3. The method for rapidly identifying bacteria and fungi by using Raman spectroscopy as claimed in claim 2, wherein in step (1), the low Raman background slide comprises a single crystal CaF₂Glass slide, BaF₂A glass slide or an aluminized glass slide.

4. The method for rapidly identifying bacteria and fungi by using Raman spectroscopy as claimed in claim 2, wherein in step (1), the low Raman background glass slide is purchased from Shanghai deuterium peak medical instruments Inc., Cat No 1001.

5. The method for rapidly identifying bacteria and fungi by using Raman spectroscopy as claimed in claim 2, wherein in step (2), the silicon chip is calibrated before the test by using the confocal Raman microscope, so that the Raman spectrum peak shift of the silicon is 520.73cm, and thallus is found in the microscope field.

6. The method for rapidly identifying bacteria and fungi by using Raman spectroscopy according to claim 2, wherein in the step (2), the Raman spectrum is collected under the following collection conditions: a 532nm laser is used, the laser power is set to be 4-15 mW, the integration time is 5-20 s, and the spectrum collection range is set to include 300-1800 cm of the fingerprint area spectrum of the cell^-1。

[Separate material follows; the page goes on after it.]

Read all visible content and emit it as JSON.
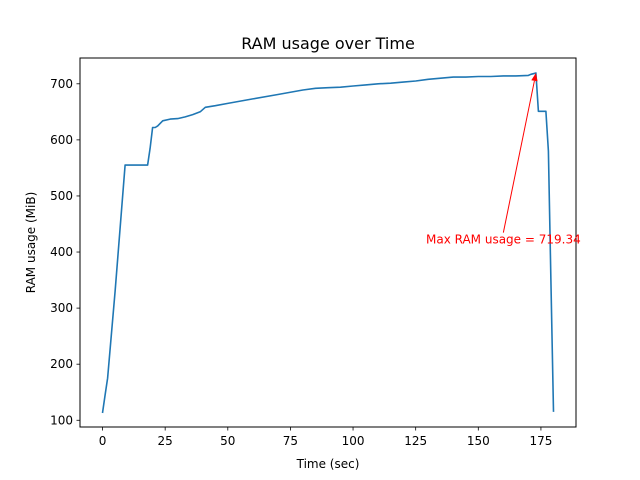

7. The method for rapidly identifying bacteria and fungi by using Raman spectroscopy according to claim 2, wherein in the step (2), the number of Raman spectra collected per strain in the library construction is more than 200, and the test data is more than 10.

8. The method for rapidly identifying bacteria and fungi by using Raman spectroscopy according to claim 2, wherein in the step (3), the background removal is selected from linear or polynomial algorithms, the order and the number of points are respectively set, the normalization process is selected to be divided by the area of the spectrum or divided by the maximum value, and the same treatment is ensured to be carried out on all the spectra during the background removal and the normalization processes.

9. The method for rapidly identifying bacteria and fungi by using Raman spectroscopy as claimed in claim 2, wherein in the step (4), the specific peak positions of the fingerprint regions of bacteria and fungi are selected, and the fungi are analyzed by testing to contain specific substances such as Cytochrome C which is only distributed in mitochondria and has Raman shift of 750cm^-1、1128cm^-1、1583cm^-1The specific peak position of the bacteria is 810cm^-1And 1240cm^-1Two most typical RNA peaks and a peak at 1480cm^-1The amide II peak of (1) can be accurately determined by using the specific peak positionsBacteria and fungi were identified.

10. The method for rapidly identifying bacteria and fungi by using Raman spectroscopy according to claim 2, wherein in the step (4), the machine learning algorithm comprises PCA-DFA, PCA-SVM, CNN;

before DFA and SVM analysis, PCA analysis is carried out to reduce the dimension of multi-dimensional data, then DFA analysis or SVM analysis is used to carry out linear recombination on complex variables after dimension reduction, complexity is simplified, and therefore the maximum change between two or more groups can be seen, and the changes are transferable, so that the changes can be applied when new data are substituted;

CNN adopts mxnet deep learning frame to construct Densenet neural network for deep network learning and training, each layer in Densenet uses the characteristics of all previous layers as input, and its own characteristics as input of all subsequent layers.